Various position estimation methods are known wherein the position calculations are based on repeated measurement of the so-called pseudo range and carrier phase observables by Earth based GNSS receivers. The “pseudo range” or “code” observable represents a difference between transmit time of a GNSS satellite signal and local receive time of this satellite signal, and hence includes the geometric distance covered by the satellite's radio signal. In addition, measurement of the alignment between the carrier wave of the received GNSS satellite signal and a copy of such a signal generated inside the receiver provides another source of information for determining the apparent distance between the satellite and the receiver. The corresponding observable is called the “carrier phase”, which represents the integrated value of the Doppler frequency due to the relative motion of the transmitting satellite and the receiver. Any pseudo range observation comprises inevitable error contributions, among which are receiver and transmitter clock errors, as well as additional delays caused by the non-zero refractivity of the atmosphere, instrumental delays, multipath effects, and detector noise. Any carrier phase observation additionally comprises an unknown integer number of signal cycles that have elapsed before a lock-in to this signal alignment has been obtained, which number is referred to as the “carrier phase ambiguity”. Usually, the observables are measured i.e. sampled by a receiver at discrete consecutive times. The index for the time at which an observable is measured is referred to as an “epoch”. The known position determination methods commonly involve a dynamic numerical value estimation and correction scheme for the distances and error components, based on measurements for the observables sampled at consecutive epochs.

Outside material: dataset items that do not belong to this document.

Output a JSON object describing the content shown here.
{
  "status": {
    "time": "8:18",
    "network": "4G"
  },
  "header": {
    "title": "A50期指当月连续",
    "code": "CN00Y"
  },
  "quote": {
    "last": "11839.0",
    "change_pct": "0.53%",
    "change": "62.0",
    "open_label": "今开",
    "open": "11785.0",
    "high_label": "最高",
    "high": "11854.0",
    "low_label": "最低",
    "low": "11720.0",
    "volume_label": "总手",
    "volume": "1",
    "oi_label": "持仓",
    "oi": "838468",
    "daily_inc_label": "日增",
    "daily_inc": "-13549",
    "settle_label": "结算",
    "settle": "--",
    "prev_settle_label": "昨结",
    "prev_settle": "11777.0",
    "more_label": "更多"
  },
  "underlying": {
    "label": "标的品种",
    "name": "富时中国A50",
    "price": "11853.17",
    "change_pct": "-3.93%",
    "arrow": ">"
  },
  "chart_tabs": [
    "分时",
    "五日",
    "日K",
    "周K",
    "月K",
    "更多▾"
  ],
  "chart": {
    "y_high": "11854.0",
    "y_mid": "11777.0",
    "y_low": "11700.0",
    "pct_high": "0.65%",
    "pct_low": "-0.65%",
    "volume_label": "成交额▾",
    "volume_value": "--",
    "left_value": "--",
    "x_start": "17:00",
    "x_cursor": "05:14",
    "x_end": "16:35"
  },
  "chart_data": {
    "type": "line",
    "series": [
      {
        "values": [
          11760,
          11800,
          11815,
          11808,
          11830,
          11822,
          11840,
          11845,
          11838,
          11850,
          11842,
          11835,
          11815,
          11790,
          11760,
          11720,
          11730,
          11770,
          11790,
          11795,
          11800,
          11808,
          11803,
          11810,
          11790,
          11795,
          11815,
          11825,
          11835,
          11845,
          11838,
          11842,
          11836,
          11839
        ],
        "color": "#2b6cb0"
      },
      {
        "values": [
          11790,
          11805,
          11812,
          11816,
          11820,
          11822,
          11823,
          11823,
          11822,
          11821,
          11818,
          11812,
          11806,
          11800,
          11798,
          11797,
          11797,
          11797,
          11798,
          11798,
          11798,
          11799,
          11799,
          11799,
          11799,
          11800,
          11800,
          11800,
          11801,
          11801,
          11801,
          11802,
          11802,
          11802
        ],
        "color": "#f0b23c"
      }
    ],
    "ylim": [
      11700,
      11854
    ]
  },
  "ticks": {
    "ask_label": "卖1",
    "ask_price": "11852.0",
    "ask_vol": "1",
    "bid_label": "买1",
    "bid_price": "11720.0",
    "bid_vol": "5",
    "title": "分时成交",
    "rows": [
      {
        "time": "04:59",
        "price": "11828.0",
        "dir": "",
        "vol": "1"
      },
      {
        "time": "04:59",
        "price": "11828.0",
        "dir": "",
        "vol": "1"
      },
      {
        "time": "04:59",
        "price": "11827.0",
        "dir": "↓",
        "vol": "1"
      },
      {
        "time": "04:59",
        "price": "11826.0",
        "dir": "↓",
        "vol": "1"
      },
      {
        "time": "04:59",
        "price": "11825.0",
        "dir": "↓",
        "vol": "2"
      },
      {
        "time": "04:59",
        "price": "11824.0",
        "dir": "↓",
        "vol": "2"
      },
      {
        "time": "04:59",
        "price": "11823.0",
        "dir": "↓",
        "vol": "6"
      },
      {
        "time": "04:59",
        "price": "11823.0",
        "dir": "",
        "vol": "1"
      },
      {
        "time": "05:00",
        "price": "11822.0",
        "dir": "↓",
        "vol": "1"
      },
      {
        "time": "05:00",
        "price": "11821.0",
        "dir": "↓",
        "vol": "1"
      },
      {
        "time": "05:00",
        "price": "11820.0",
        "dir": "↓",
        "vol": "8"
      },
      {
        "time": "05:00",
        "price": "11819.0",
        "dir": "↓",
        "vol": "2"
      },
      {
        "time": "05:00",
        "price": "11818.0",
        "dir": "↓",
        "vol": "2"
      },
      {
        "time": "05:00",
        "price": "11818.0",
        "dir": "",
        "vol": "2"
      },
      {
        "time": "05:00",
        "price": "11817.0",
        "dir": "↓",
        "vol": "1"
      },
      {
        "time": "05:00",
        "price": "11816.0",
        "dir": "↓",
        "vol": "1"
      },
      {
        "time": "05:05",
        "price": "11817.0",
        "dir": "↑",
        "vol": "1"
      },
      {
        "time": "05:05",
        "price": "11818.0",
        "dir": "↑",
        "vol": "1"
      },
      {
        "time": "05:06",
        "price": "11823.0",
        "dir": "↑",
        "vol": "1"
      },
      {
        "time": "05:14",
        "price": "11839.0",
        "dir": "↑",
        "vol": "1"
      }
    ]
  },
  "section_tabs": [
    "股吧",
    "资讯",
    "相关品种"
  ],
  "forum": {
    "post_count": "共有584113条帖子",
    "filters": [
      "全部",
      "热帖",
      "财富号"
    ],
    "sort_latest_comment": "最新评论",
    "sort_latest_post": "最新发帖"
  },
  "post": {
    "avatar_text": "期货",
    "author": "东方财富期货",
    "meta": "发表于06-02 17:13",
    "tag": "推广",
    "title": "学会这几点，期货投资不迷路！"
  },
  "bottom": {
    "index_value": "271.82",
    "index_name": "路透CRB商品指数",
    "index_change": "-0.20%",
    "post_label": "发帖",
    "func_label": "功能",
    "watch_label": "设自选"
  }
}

The following definitions are used herein to define additional concepts that are commonly known and used in the field of GNSS signal processing. The term “measurement” refers herein to a sampled numeric value resulting from actual measurement of an observable. The term “measurement equation” or “functional model” refers to the mathematical relations between the parameters (i.e. a collection of variable quantities that are assumed to be sufficient for unambiguously describing the behavior of the system, but which are in general not directly measurable) and the measurements (which are snapshots of measurable system parameters i.e. observables, but as such insufficient for predicting future system behavior), as well as the expected evolution of the system state variables in time. The underlying system state variables in the measurement equation are dynamically estimated and intermittently corrected based on new measurements. The term “dynamic estimation” of a parameter refers herein to the process of repeatedly calculating a numeric value for this parameter at subsequent times based on the system state model, either via prediction of the assumed temporal evolution of this parameter, or via correction of the predicted value based on newly acquired measurements.
Several methods for Precise Point Positioning (PPP) with Integer Ambiguity Resolution (IAR) have been proposed, wherein carrier phase ambiguities are estimated in real time, that is based on measurement of GNSS observables by a network of reference stations. The greatest challenge in each of these methods is to define a dynamic state model by means of which the repetitive state estimations can be calculated in a numerically stable manner. This is essential for robust GNSS correction calculation and subsequent accurate mobile position determination.
The published application PCT/NL2013/050747 of the present applicant described a method and system for GNSS based position determination using one or more reference stations and dissemination of correction data to mobile stations. The correction data comprises mixed code-and-phase system hardware delays.